The 2nd U.S. Circuit Court of Appeals in Manhattan agreed with a lawsuit brought last year by California, Maryland, New York, Pennsylvania, Vermont and environmental groups, which were seeking to have a new rule about penalties enforced. The court said a written opinion explaining its reasoning would be issued later.
The Department of Justice did not immediately comment.
Different classes of vehicles must achieve certain miles-per-gallon standards, which initially were aimed at reducing the nation's oil consumption. Manufacturers of vehicles that fall below their minimum standards are penalized.
The new rule, which was set to take effect in July, would require automakers to pay $14 for every tenth of a mile (0.16 kilometers) per gallon (0.8 imperial gallons) of fuel a vehicle consumes over its minimum. Since the mid-1970s, automakers have paid $5.50 for every tenth of a mile per gallon.
Automakers objected, saying it would cost them $1 billion per year. The National Highway Traffic Safety Administration delayed the rule, saying it didn't adequately consider the cost to automakers.
The states said the delay was illegal because the federal government did not give proper notice and obtain public comment. They said the delay violated Congress's 2015 directive to update penalties by August 2016 to adjust for inflation. They said inflation meant the civil penalty was now less than a quarter of its original value.

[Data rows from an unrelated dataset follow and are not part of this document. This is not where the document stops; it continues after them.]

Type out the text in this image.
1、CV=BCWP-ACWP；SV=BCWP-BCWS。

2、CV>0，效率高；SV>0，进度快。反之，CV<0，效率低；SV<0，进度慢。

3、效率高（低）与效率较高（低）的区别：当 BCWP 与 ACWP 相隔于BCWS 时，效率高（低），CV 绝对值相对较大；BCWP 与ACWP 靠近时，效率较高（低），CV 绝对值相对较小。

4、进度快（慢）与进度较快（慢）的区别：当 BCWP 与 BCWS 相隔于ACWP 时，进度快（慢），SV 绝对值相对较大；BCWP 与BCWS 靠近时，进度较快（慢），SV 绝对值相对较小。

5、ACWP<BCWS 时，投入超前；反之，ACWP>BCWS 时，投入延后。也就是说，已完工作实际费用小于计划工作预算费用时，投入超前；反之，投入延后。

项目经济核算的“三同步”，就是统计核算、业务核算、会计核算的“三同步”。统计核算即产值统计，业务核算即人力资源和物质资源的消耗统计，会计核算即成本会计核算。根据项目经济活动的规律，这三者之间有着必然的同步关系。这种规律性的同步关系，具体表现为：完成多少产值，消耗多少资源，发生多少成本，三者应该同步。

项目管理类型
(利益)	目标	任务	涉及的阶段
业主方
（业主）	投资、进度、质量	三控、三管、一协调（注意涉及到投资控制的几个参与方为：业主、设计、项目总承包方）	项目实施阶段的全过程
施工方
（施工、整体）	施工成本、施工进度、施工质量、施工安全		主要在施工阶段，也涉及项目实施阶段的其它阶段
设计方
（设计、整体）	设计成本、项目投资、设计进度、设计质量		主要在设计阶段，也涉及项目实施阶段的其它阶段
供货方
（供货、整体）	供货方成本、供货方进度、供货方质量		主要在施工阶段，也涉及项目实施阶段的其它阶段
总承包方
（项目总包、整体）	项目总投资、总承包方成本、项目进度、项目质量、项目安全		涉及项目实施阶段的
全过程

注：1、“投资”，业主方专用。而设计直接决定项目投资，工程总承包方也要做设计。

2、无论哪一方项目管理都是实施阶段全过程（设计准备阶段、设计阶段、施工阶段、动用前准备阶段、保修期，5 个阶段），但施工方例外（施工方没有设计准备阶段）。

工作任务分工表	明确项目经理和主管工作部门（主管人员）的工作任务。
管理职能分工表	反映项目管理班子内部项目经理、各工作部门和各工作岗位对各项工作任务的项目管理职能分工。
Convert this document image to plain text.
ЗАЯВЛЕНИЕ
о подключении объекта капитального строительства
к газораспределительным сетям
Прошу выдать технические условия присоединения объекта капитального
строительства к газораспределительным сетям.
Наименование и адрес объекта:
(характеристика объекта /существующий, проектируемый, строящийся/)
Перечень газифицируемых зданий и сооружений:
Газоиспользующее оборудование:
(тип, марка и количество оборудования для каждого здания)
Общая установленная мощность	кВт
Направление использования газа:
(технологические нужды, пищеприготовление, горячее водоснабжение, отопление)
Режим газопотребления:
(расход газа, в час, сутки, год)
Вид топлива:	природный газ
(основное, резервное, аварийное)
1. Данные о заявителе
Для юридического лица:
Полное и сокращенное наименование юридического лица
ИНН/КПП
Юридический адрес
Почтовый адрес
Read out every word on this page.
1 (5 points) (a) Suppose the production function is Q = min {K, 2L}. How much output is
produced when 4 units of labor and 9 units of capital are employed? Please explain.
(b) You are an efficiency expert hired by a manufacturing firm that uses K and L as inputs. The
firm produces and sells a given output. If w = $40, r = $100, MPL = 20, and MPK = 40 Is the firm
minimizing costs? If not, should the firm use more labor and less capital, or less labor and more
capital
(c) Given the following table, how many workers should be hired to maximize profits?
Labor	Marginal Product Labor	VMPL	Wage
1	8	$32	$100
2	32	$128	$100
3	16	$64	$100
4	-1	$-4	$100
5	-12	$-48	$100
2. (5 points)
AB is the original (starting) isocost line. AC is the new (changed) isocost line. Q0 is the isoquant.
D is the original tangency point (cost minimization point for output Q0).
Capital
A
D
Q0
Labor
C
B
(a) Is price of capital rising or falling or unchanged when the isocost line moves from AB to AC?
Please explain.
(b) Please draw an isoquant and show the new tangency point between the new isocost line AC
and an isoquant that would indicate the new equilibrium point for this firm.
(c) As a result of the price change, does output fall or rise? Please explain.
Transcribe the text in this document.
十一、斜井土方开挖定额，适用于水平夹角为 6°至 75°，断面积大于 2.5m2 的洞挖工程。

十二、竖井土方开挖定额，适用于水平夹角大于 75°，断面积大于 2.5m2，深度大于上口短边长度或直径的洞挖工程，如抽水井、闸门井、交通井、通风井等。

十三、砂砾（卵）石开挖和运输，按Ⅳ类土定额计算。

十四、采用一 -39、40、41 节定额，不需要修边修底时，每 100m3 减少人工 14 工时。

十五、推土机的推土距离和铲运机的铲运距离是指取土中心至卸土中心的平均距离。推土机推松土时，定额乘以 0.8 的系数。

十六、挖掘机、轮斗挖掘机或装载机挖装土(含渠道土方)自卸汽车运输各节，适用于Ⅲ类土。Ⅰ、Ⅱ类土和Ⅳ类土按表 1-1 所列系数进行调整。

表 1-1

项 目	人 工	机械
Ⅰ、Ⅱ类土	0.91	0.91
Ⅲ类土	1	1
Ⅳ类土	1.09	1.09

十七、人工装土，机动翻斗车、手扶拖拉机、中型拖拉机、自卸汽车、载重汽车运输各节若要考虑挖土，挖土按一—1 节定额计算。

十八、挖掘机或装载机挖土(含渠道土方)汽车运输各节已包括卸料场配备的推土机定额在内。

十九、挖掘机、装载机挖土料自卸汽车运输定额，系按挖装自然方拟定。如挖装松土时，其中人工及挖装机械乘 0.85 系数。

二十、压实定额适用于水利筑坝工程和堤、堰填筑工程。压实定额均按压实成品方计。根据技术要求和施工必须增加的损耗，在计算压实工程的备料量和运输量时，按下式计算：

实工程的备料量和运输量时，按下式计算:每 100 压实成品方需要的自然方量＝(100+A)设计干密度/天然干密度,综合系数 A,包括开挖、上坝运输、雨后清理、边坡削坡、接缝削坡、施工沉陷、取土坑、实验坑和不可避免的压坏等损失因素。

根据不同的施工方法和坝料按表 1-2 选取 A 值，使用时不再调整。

In a release, New York Attorney General Eric T. Schneiderman said the ruling means the federal government no longer can delay implementation of higher penalties that will reduce carbon emissions and save consumers on average $1,650 annually in fuel costs.
But a government attorney warned a three-judge appeals panel during oral arguments earlier this month that letting the higher penalties go forward could be a short-lived victory for the states.
"It wouldn't much matter," Justice Department attorney H. Thomas Byron III told Circuit Judge Rosemary Pooler.
Byron said the U.S. Department of Transportation has issued an order that the lower rate will remain in effect while it reconsiders the 2016 decision to raise the rate. He said he expects a decision will be made by the end of the year on the penalty rate that will be charged on 2019 models.
Pooler noted that car makers are making decisions now about the technology they will put into cars in the future.
"We're racing against the clock," Pooler said.
An attorney with Schneiderman's office, Steven Wu, said at the 2nd Circuit hearing that the penalty rate had gotten so inexpensive as a result of inflation that car makers now considered it part of the cost of doing business.
On Monday, Schneiderman, a Democrat, called the court order "a big win for New Yorkers' and all Americans' health and environment," and he blamed President Donald Trump's administration for trying to delay the inflation adjustment.
"As we've proven again and again, when the Trump administration puts special interests before public health and our environment, we'll take them to court - and we will win," Schneiderman said.